A laboratory study showed why the type of produce matters. A one-minute rinse removed most of the Cyclospora from smooth blueberries but removed far less from raspberries. More vigorous washing helped, but no method guaranteed complete removal.
Cyclospora comes off a smooth surface much more easily than it comes out of the folds of a raspberry or leafy green.
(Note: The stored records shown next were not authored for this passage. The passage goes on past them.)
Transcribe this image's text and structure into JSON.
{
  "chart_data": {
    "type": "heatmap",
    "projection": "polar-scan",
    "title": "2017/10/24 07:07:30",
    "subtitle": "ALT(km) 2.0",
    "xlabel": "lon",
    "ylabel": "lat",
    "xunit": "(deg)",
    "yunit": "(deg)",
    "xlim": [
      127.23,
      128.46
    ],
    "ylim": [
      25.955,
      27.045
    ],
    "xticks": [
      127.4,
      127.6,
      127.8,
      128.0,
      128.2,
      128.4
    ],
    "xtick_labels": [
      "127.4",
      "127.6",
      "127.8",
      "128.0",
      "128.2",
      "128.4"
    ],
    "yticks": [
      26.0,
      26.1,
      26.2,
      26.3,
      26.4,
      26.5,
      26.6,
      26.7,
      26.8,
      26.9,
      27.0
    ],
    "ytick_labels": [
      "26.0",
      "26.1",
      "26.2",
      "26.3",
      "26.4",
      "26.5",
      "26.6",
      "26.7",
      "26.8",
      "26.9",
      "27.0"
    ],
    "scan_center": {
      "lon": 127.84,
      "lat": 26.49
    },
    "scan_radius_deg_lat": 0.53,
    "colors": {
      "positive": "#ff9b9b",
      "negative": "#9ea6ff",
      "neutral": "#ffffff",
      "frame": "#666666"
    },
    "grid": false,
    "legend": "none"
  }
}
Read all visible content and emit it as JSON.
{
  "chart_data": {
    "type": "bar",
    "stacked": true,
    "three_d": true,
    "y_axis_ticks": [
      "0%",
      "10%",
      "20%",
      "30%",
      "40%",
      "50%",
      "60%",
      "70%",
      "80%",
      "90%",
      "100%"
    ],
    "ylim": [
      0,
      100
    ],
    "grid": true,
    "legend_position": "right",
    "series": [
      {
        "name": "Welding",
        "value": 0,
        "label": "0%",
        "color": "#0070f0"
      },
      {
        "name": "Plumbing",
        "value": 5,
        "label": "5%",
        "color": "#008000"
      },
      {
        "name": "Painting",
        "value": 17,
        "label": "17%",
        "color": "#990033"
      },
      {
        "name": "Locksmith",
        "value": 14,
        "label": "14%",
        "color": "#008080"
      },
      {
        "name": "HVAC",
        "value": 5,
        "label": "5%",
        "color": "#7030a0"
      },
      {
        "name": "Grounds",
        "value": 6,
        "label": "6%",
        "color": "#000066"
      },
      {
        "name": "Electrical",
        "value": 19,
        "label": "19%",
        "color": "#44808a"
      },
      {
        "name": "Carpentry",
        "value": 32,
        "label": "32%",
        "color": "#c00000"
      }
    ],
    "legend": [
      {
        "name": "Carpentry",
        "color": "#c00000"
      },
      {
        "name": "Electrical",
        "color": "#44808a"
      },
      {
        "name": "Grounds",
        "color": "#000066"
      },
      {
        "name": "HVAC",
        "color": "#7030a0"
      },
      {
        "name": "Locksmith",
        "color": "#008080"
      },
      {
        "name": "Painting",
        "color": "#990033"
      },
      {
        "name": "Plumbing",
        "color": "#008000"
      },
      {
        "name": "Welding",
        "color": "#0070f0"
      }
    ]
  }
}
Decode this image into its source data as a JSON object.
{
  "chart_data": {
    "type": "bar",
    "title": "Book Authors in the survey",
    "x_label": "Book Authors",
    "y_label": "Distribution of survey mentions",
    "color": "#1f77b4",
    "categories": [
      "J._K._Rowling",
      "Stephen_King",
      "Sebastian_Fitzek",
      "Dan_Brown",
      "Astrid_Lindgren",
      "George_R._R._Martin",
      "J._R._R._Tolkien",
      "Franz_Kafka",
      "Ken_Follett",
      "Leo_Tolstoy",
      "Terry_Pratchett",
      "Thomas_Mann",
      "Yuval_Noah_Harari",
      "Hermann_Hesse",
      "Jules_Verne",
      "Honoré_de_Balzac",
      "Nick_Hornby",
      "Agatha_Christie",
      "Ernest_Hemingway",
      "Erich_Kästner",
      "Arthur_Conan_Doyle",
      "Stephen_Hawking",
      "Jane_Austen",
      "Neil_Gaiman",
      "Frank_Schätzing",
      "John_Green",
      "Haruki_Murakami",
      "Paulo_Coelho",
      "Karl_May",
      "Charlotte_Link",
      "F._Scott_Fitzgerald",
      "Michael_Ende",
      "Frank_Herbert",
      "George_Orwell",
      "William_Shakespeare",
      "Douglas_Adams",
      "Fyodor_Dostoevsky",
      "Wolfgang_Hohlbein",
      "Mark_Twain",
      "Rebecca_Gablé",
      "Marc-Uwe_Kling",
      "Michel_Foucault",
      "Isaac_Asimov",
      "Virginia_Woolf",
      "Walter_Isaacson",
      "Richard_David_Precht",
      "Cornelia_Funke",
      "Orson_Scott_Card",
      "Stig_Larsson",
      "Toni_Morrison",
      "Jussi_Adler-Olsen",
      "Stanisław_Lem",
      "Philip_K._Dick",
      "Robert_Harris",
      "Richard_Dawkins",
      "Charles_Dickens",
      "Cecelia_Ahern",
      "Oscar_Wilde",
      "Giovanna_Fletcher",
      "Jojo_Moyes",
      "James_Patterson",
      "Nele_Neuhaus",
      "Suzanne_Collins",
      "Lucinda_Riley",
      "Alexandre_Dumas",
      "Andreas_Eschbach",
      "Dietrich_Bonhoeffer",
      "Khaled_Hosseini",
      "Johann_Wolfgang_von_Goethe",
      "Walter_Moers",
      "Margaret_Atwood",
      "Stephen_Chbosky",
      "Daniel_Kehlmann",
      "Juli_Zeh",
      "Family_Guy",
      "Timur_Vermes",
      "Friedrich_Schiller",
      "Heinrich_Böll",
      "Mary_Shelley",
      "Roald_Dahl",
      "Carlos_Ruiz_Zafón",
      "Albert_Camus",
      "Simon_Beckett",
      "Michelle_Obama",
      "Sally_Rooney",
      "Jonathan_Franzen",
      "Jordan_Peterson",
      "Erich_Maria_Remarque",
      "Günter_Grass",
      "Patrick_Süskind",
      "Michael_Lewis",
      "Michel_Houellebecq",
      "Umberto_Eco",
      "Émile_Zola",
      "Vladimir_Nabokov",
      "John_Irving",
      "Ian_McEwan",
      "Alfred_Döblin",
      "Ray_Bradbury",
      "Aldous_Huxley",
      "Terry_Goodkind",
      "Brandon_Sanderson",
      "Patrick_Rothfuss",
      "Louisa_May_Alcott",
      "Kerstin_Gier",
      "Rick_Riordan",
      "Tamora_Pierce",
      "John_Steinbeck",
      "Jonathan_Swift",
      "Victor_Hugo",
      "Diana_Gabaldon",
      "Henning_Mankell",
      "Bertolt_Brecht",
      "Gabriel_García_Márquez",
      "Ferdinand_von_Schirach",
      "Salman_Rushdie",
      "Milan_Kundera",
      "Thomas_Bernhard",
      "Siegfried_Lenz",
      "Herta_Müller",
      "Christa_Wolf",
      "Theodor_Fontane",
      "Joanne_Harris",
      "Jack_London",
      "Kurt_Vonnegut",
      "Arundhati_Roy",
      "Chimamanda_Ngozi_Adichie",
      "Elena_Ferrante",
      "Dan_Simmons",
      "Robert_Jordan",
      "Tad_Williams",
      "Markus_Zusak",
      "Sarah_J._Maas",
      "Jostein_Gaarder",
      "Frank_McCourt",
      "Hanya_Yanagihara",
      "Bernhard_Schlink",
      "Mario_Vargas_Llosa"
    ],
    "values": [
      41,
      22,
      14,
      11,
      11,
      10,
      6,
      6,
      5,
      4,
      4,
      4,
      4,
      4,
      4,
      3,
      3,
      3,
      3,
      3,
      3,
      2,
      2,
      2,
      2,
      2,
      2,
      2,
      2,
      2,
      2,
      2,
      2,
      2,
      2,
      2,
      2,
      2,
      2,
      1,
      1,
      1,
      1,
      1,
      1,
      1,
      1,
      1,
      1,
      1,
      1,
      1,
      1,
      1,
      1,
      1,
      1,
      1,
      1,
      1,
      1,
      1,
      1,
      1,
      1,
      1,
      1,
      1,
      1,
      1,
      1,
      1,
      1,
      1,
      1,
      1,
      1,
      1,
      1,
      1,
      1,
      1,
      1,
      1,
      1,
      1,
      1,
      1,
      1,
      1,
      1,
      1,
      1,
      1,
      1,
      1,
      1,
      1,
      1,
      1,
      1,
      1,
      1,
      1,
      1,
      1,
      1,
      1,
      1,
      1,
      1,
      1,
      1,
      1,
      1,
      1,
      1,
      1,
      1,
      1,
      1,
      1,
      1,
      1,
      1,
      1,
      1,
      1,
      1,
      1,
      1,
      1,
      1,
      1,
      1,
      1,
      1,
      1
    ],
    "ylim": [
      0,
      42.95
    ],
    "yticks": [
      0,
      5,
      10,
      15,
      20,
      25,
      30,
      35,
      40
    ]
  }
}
Cooking is the most reliable way to kill the parasite. People who want to lower their risk can choose cooked vegetables, fruits that can be peeled, and whole produce that can be washed thoroughly. Avoiding bagged salads, salad kits, and prepared leafy greens while the investigation continues is also a reasonable choice, especially for people who are older, immunocompromised, or medically vulnerable.
Washing helps. It does not solve contamination that happened earlier in the food-production process."
Q: "Are we seeing the same increase in California?"
Rimoin: "Cyclospora cases occur in California every year. As an epidemiologist, I am looking at whether we are seeing more cases than we would normally expect at this time of year.
So far, California is not showing the dramatic increase being reported in Michigan and several neighboring states. That is reassuring.
Seeing individual cases in California does not necessarily mean there is a California-centered outbreak or that the exposure happened here. Some people may have traveled or been exposed to food distributed in another region.
The large increase in Michigan and nearby states may reflect a widely distributed food exposure concentrated in that part of the country, several related clusters, increased testing, or some combination of those factors. The investigation is still underway.
For Californians, the message is to be aware and pay attention to updates. At this point, we are not seeing Cyclospora above the expected baseline in California."
Q: "When should someone seek medical care and ask about testing?"
Rimoin: "Anyone with persistent or recurring watery diarrhea should contact a healthcare provider, particularly if the illness lasts more than a few days, improves and then returns, or is causing dehydration, weakness, or weight loss.
People should seek care sooner if they are older, immunocompromised, pregnant, medically fragile, or having difficulty keeping up with fluids.
It is important to mention Cyclospora specifically. The parasite is not always included in routine stool testing, so it can be missed unless the clinician considers it and orders the appropriate test.
Cyclospora can be treated with trimethoprim-sulfamethoxazole, usually called TMP-SMX or Bactrim.
If watery diarrhea lasts more than a few days, or goes away and then comes back, do not assume it is an ordinary stomach bug. Call your clinician and ask whether Cyclospora testing is appropriate."
Q: "What does this outbreak tell us about the food supply and public health surveillance?"
Rimoin: "This outbreak shows how much food safety depends on what happens before food ever reaches a consumer’s kitchen.
Fresh produce passes through many steps. It is grown, irrigated, harvested, washed, packed, processed, transported, and distributed. A sanitation or water failure at any point can expose people across multiple states.
Consumers can take reasonable precautions, but they cannot fully protect themselves from a problem they cannot see and that may have occurred weeks earlier. The solution requires identifying the contaminated product, tracing it through the supply chain, and correcting the failure that allowed the contamination to happen.
This also shows why public health surveillance matters. We need clinicians who recognize the illness, laboratories that can test for it, health departments that can interview patients quickly, and agencies that can connect cases across jurisdictions.
We will never prevent every contamination event. We need a system that can recognize unusual illness quickly, identify the source, warn the public, and stop additional exposures.
Cyclospora may begin with one person having diarrhea, but identifying an outbreak requires the entire public health system to see the larger pattern."